The Red Sox, despite an electric lineup – yes, I said that! – have no chance against even the Baltimore Orioles using starters being paid the veteran minimum.
And while the names Josh Taylor (starter) and Darwinzon Hernandez (lefty specialist) aren’t going to scare anybody, they’re absence due to COVID-19 means two pitchers on the roster wouldn’t/shouldn’t be there.
Sox Baseball Ops president Chaim Bloom did not even attempt to replace Sale or Price, despite having ample time.
This is a “gap” year for Bloom. He was not ready to blow things up as we first thought. He basically has allowed the Red Sox to be the Red Sox, which over the last two decades has wavered between champs and dysfunction.
The only player the Red Sox could not afford to lose is Rodriguez. He is the ace. And there is not even a guy on this staff, as a potential starter, that is even half as good.
His elite, seven innings of Cy Young stuff are gone and won’t be replaced any time soon.
Godley’s resume is interesting. He had one very good year in 2018, going 15-11 with a semi-hefty 4.74 ERA while striking out one batter per inning.

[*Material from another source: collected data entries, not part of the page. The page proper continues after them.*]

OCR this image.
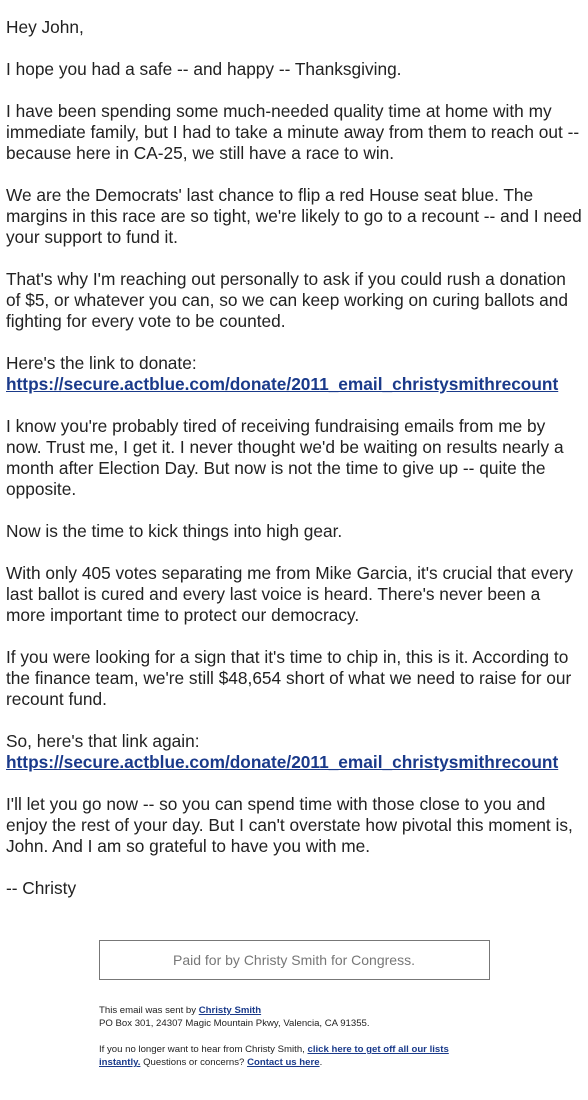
Hey John,

I hope you had a safe -- and happy -- Thanksgiving.

I have been spending some much-needed quality time at home with my immediate family, but I had to take a minute away from them to reach out -- because here in CA-25, we still have a race to win.

We are the Democrats' last chance to flip a red House seat blue. The margins in this race are so tight, we're likely to go to a recount -- and I need your support to fund it.

That's why I'm reaching out personally to ask if you could rush a donation of $5, or whatever you can, so we can keep working on curing ballots and fighting for every vote to be counted.

Here's the link to donate:
https://secure.actblue.com/donate/2011_email_christysmithrecount

I know you're probably tired of receiving fundraising emails from me by now. Trust me, I get it. I never thought we'd be waiting on results nearly a month after Election Day. But now is not the time to give up -- quite the opposite.

Now is the time to kick things into high gear.

With only 405 votes separating me from Mike Garcia, it's crucial that every last ballot is cured and every last voice is heard. There's never been a more important time to protect our democracy.

If you were looking for a sign that it's time to chip in, this is it. According to the finance team, we're still $48,654 short of what we need to raise for our recount fund.

So, here's that link again:
https://secure.actblue.com/donate/2011_email_christysmithrecount

I'll let you go now -- so you can spend time with those close to you and enjoy the rest of your day. But I can't overstate how pivotal this moment is, John. And I am so grateful to have you with me.

-- Christy

Paid for by Christy Smith for Congress.

This email was sent by Christy Smith
PO Box 301, 24307 Magic Mountain Pkwy, Valencia, CA 91355.

If you no longer want to hear from Christy Smith, click here to get off all our lists instantly. Questions or concerns? Contact us here.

The rest of his career is 32-29; hardly a savior.
But the Red Sox don’t need a savior just yet. They need a starter who can pitch four or five innings and allow this offense to take control.
The Red Sox bullpen is pretty good, we think. But you need a lead or close game in the sixth or seventh inning to show their stuff.
I get it. This doesn’t look good, particularly this early to be flipping coins on which no-name is starting tonight.
On Wednesday, Eovaldi, who looked like his old self in the opener, is back on the mound versus the Mets in Queens, N.Y.
Unfortunately for him, losing is out of the question. As crazy as this sounds, the Red Sox season hinges on him saving this sinking ship.
“Obviously we have to get better pitching,” said Roenicke. “But I think the pitching will get better.”
As for Godley’s next gig, as a starter, the Red Sox need a decent five innings allowing two or three runs. Or else.